Alle imbarcazioni sarà consentito di scaricare i rifornimenti per Gaza nel porto egiziano di El-Arish e in quello israeliano di Ashdod, proposta che naturalmente gli attivisti hanno rifiutato perché permetterebbe, certo, di trasportare gli aiuti umanitari a Gaza, ma senza le fanfare della tv e quindi perdendo quell’alone di eroismo romantico che li circonda. Sullo stesso punto è intervenuto il Ministro della Difesa Ehud Barak, che, dopo aver definito la flottiglia una “provocazione”, ha reso note le direttive che l’esercito israeliano è chiamato ad attuare nella gestione dell’operazione: “Per prima cosa li avvertiremo, quindi spiegheremo loro la situazione e proveremo a prevenire ogni sorta di frizione, ma in ultima analisi la flottiglia non può giungere a Gaza”, aggiungendo che “se si verificassero degli incidenti, la responsabilità ricadrà sui partecipanti e sugli organizzatori” della spedizione.

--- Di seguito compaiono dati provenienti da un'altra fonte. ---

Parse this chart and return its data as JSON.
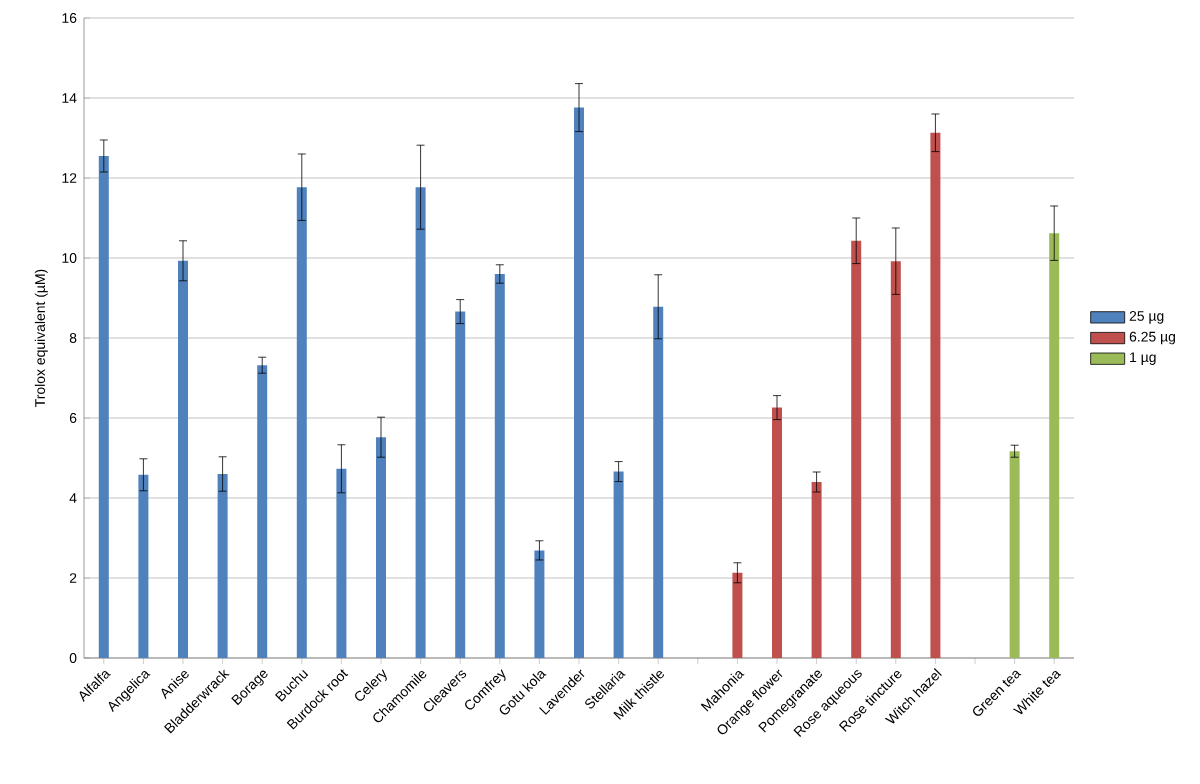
{
  "chart_data": {
    "type": "bar",
    "ylabel": "Trolox equivalent (µM)",
    "categories": [
      "Alfalfa",
      "Angelica",
      "Anise",
      "Bladderwrack",
      "Borage",
      "Buchu",
      "Burdock root",
      "Celery",
      "Chamomile",
      "Cleavers",
      "Comfrey",
      "Gotu kola",
      "Lavender",
      "Stellaria",
      "Milk thistle",
      null,
      "Mahonia",
      "Orange flower",
      "Pomegranate",
      "Rose  aqueous",
      "Rose tincture",
      "Witch hazel",
      null,
      "Green tea",
      "White tea"
    ],
    "series": [
      {
        "name": "25 µg",
        "color": "#4f81bd",
        "values": [
          12.55,
          4.58,
          9.93,
          4.6,
          7.32,
          11.77,
          4.73,
          5.52,
          11.77,
          8.66,
          9.6,
          2.69,
          13.76,
          4.66,
          8.78,
          null,
          null,
          null,
          null,
          null,
          null,
          null,
          null,
          null,
          null
        ],
        "errors": [
          0.4,
          0.4,
          0.5,
          0.43,
          0.2,
          0.83,
          0.6,
          0.5,
          1.05,
          0.3,
          0.23,
          0.24,
          0.6,
          0.25,
          0.8,
          null,
          null,
          null,
          null,
          null,
          null,
          null,
          null,
          null,
          null
        ]
      },
      {
        "name": "6.25 µg",
        "color": "#c0504d",
        "values": [
          null,
          null,
          null,
          null,
          null,
          null,
          null,
          null,
          null,
          null,
          null,
          null,
          null,
          null,
          null,
          null,
          2.13,
          6.26,
          4.4,
          10.43,
          9.92,
          13.13,
          null,
          null,
          null
        ],
        "errors": [
          null,
          null,
          null,
          null,
          null,
          null,
          null,
          null,
          null,
          null,
          null,
          null,
          null,
          null,
          null,
          null,
          0.25,
          0.3,
          0.25,
          0.57,
          0.83,
          0.47,
          null,
          null,
          null
        ]
      },
      {
        "name": "1 µg",
        "color": "#9bbb59",
        "values": [
          null,
          null,
          null,
          null,
          null,
          null,
          null,
          null,
          null,
          null,
          null,
          null,
          null,
          null,
          null,
          null,
          null,
          null,
          null,
          null,
          null,
          null,
          null,
          5.17,
          10.62
        ],
        "errors": [
          null,
          null,
          null,
          null,
          null,
          null,
          null,
          null,
          null,
          null,
          null,
          null,
          null,
          null,
          null,
          null,
          null,
          null,
          null,
          null,
          null,
          null,
          null,
          0.15,
          0.68
        ]
      }
    ],
    "ylim": [
      0,
      16
    ],
    "yticks": [
      0,
      2,
      4,
      6,
      8,
      10,
      12,
      14,
      16
    ],
    "grid": "y",
    "legend": "right"
  }
}
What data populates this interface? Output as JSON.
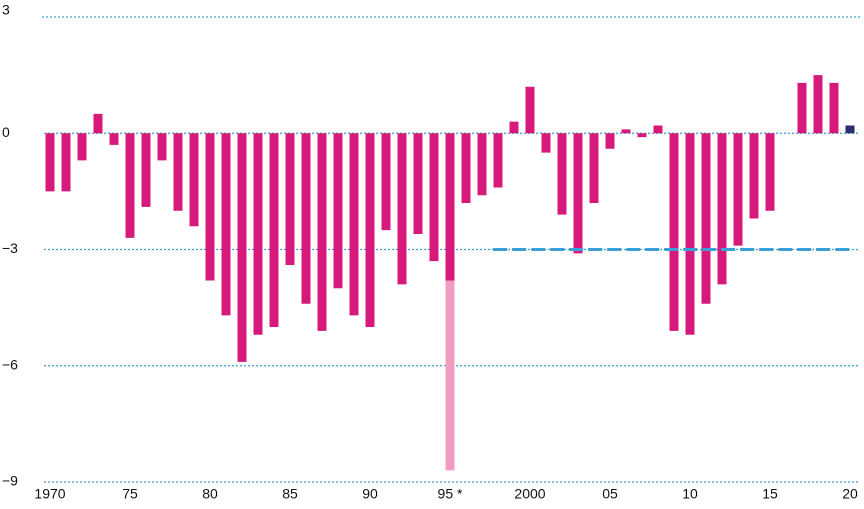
{
  "chart_data": {
    "type": "bar",
    "x": [
      1970,
      1971,
      1972,
      1973,
      1974,
      1975,
      1976,
      1977,
      1978,
      1979,
      1980,
      1981,
      1982,
      1983,
      1984,
      1985,
      1986,
      1987,
      1988,
      1989,
      1990,
      1991,
      1992,
      1993,
      1994,
      1995,
      1996,
      1997,
      1998,
      1999,
      2000,
      2001,
      2002,
      2003,
      2004,
      2005,
      2006,
      2007,
      2008,
      2009,
      2010,
      2011,
      2012,
      2013,
      2014,
      2015,
      2016,
      2017,
      2018,
      2019,
      2020
    ],
    "series": [
      {
        "color": "#d6197a",
        "values": [
          -1.5,
          -1.5,
          -0.7,
          0.5,
          -0.3,
          -2.7,
          -1.9,
          -0.7,
          -2.0,
          -2.4,
          -3.8,
          -4.7,
          -5.9,
          -5.2,
          -5.0,
          -3.4,
          -4.4,
          -5.1,
          -4.0,
          -4.7,
          -5.0,
          -2.5,
          -3.9,
          -2.6,
          -3.3,
          -3.8,
          -1.8,
          -1.6,
          -1.4,
          0.3,
          1.2,
          -0.5,
          -2.1,
          -3.1,
          -1.8,
          -0.4,
          0.1,
          -0.1,
          0.2,
          -5.1,
          -5.2,
          -4.4,
          -3.9,
          -2.9,
          -2.2,
          -2.0,
          null,
          1.3,
          1.5,
          1.3,
          null
        ]
      },
      {
        "color": "#f19cc1",
        "values": [
          null,
          null,
          null,
          null,
          null,
          null,
          null,
          null,
          null,
          null,
          null,
          null,
          null,
          null,
          null,
          null,
          null,
          null,
          null,
          null,
          null,
          null,
          null,
          null,
          null,
          -4.9,
          null,
          null,
          null,
          null,
          null,
          null,
          null,
          null,
          null,
          null,
          null,
          null,
          null,
          null,
          null,
          null,
          null,
          null,
          null,
          null,
          null,
          null,
          null,
          null,
          null
        ]
      },
      {
        "color": "#2b2e6e",
        "values": [
          null,
          null,
          null,
          null,
          null,
          null,
          null,
          null,
          null,
          null,
          null,
          null,
          null,
          null,
          null,
          null,
          null,
          null,
          null,
          null,
          null,
          null,
          null,
          null,
          null,
          null,
          null,
          null,
          null,
          null,
          null,
          null,
          null,
          null,
          null,
          null,
          null,
          null,
          null,
          null,
          null,
          null,
          null,
          null,
          null,
          null,
          null,
          null,
          null,
          null,
          0.2
        ]
      }
    ],
    "xlim": [
      1969.5,
      2020.5
    ],
    "xticks": [
      1970,
      {
        "value": 1975,
        "label": "75"
      },
      {
        "value": 1980,
        "label": "80"
      },
      {
        "value": 1985,
        "label": "85"
      },
      {
        "value": 1990,
        "label": "90"
      },
      {
        "value": 1995,
        "label": "95 *"
      },
      2000,
      {
        "value": 2005,
        "label": "05"
      },
      {
        "value": 2010,
        "label": "10"
      },
      {
        "value": 2015,
        "label": "15"
      },
      {
        "value": 2020,
        "label": "20"
      }
    ],
    "ylim": [
      -9,
      3
    ],
    "yticks": [
      3,
      0,
      {
        "value": -3,
        "label": "−3"
      },
      {
        "value": -6,
        "label": "−6"
      },
      {
        "value": -9,
        "label": "−9"
      }
    ],
    "grid": true,
    "grid_color": "#3a9fd0",
    "reference_line": {
      "value": -3,
      "x": [
        1997.7,
        2020
      ],
      "color": "#3a9fd6"
    }
  }
}
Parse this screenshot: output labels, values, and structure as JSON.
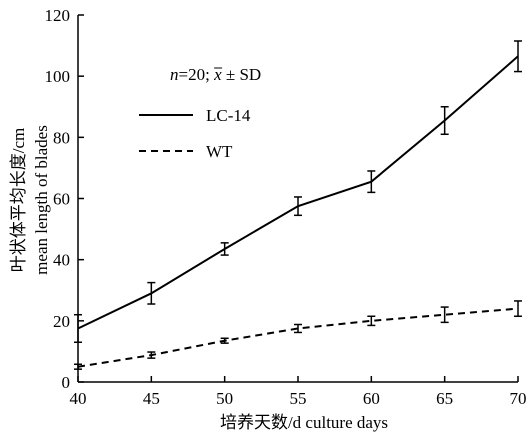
{
  "chart_data": {
    "type": "line",
    "x": [
      40,
      45,
      50,
      55,
      60,
      65,
      70
    ],
    "xlim": [
      40,
      70
    ],
    "ylim": [
      0,
      120
    ],
    "xticks": [
      "40",
      "45",
      "50",
      "55",
      "60",
      "65",
      "70"
    ],
    "yticks": [
      "0",
      "20",
      "40",
      "60",
      "80",
      "100",
      "120"
    ],
    "xlabel": "培养天数/d culture days",
    "ylabel_cn": "叶状体平均长度/cm",
    "ylabel_en": "mean length of blades",
    "stats_label": {
      "n_italic": "n",
      "n_rest": "=20; ",
      "xbar": "x",
      "sd_rest": " ± SD"
    },
    "grid": false,
    "legend_position": "top-left",
    "series": [
      {
        "name": "LC-14",
        "style": "solid",
        "values": [
          17.5,
          29,
          43.5,
          57.5,
          65.5,
          85.5,
          106.5
        ],
        "errors": [
          4.5,
          3.5,
          2,
          3,
          3.5,
          4.5,
          5
        ]
      },
      {
        "name": "WT",
        "style": "dashed",
        "values": [
          5,
          8.8,
          13.5,
          17.5,
          20,
          22,
          24
        ],
        "errors": [
          0.8,
          1,
          0.8,
          1.3,
          1.5,
          2.5,
          2.5
        ]
      }
    ],
    "colors": {
      "line": "#000000",
      "background": "#ffffff"
    }
  }
}
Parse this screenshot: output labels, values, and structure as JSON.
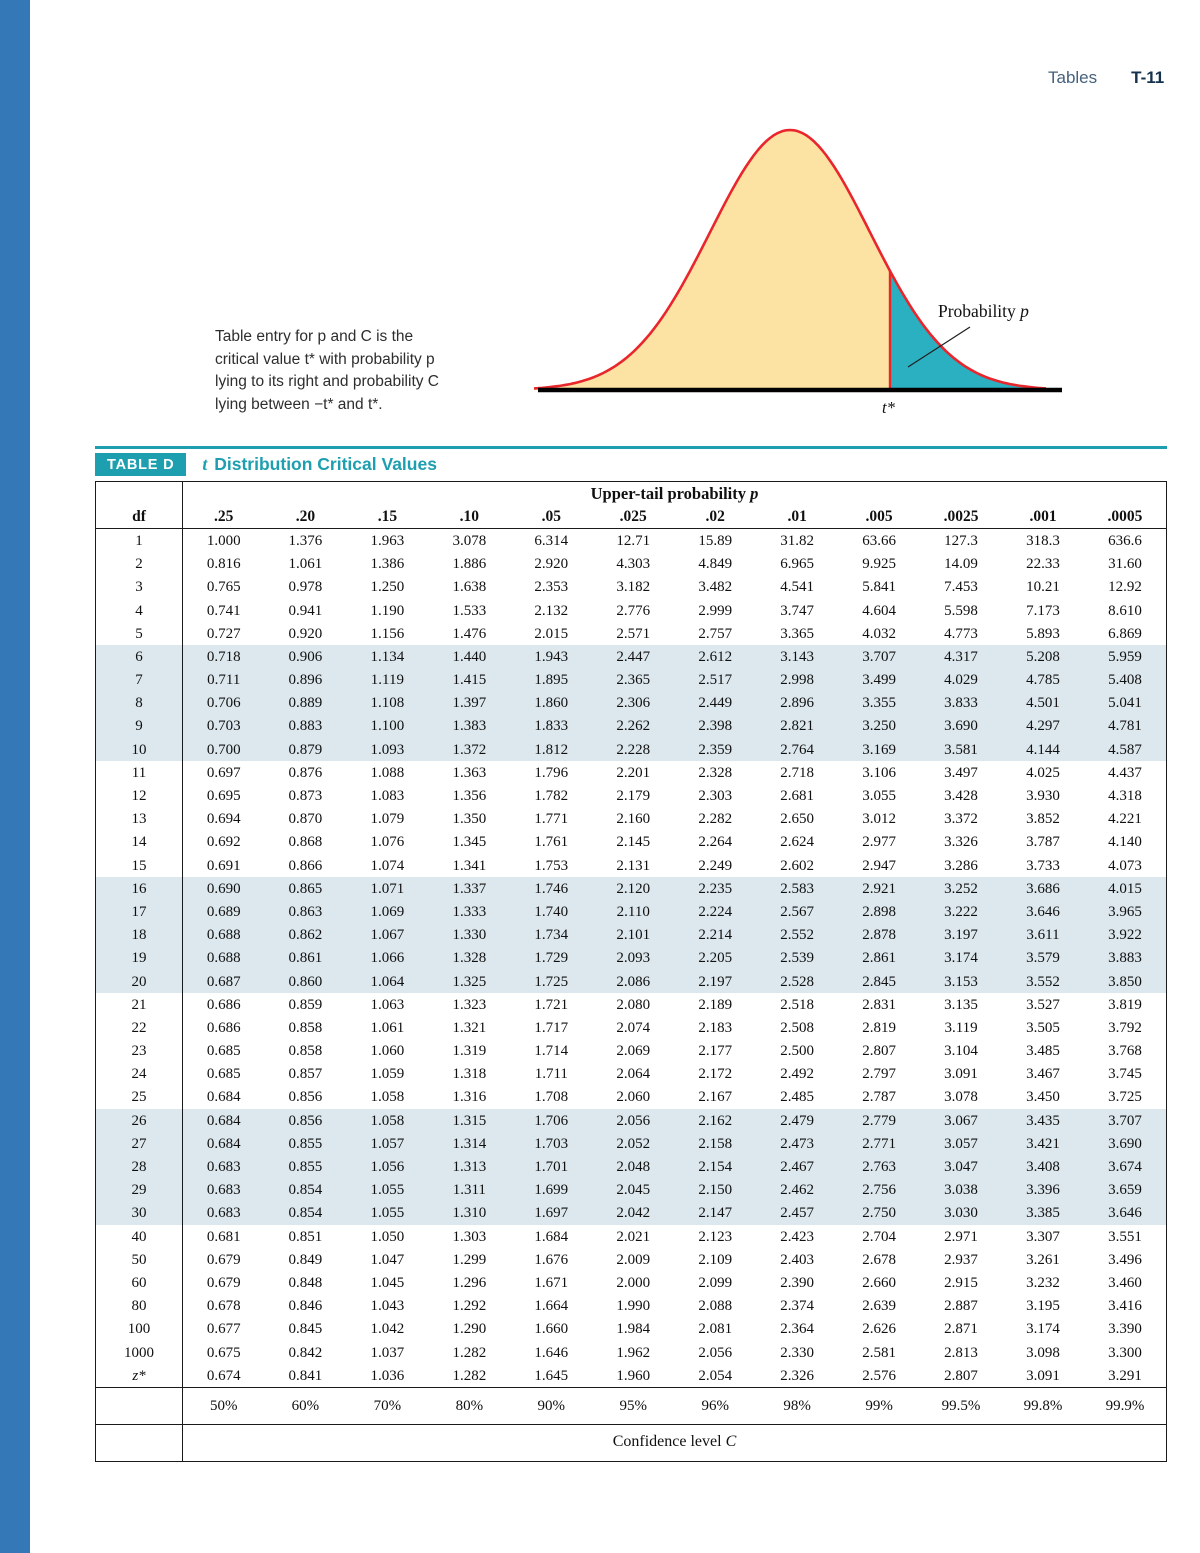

Il Ministro degli Esteri, Avigdor Lieberman, la mette così: gli attivisti della Freedom Flotilla hanno intenzione di “creare una provocazione, cercando lo scontro e il sangue per le foto o gli schermi televisivi”, sottolineando che tra i partecipanti è presente “uno zoccolo duro di terroristi”. Il livello d’allerta ieri è aumentato quando fonti vicine all’intelligence israeliana hanno riferito che gli attivisti della flottiglia avrebbero caricato a bordo sacchi di prodotti chimici, da utilizzare nel caso di uno scontro con i militari; notizia poi smentita da un portavoce dei gruppi in navigazione.
Insomma, il governo di Gerusalemme stavolta sembra essersi preparato più scrupolosamente alla gestione del blitz (si parla di cannoni ad acqua per respingere le navi pacificamente, ma forse non basteranno). L’impressione è che non si tratti esclusivamente di un’azione preventiva sul piano logistico-militare ma anche su quello mediatico. Si vuole fornire una ricostruzione precisa dei fatti, qualcuno dice addirittura in diretta. Il quotidiano Haaretz, nell’editoriale a firma di Bradley Burston, esorta il governo a “lasciare che la flottiglia arrivi a Gaza”. A beneficiarne, secondo il giornale, sarebbe proprio Netanyahu con il suo esecutivo, oltre che l’immagine di Israele. In realtà, gli organizzatori della Flottilla non aspettano altro: un segno di debolezza di Gerusalemme che gli permetta di accreditarsi. Ed è per questo che non devono sbarcare.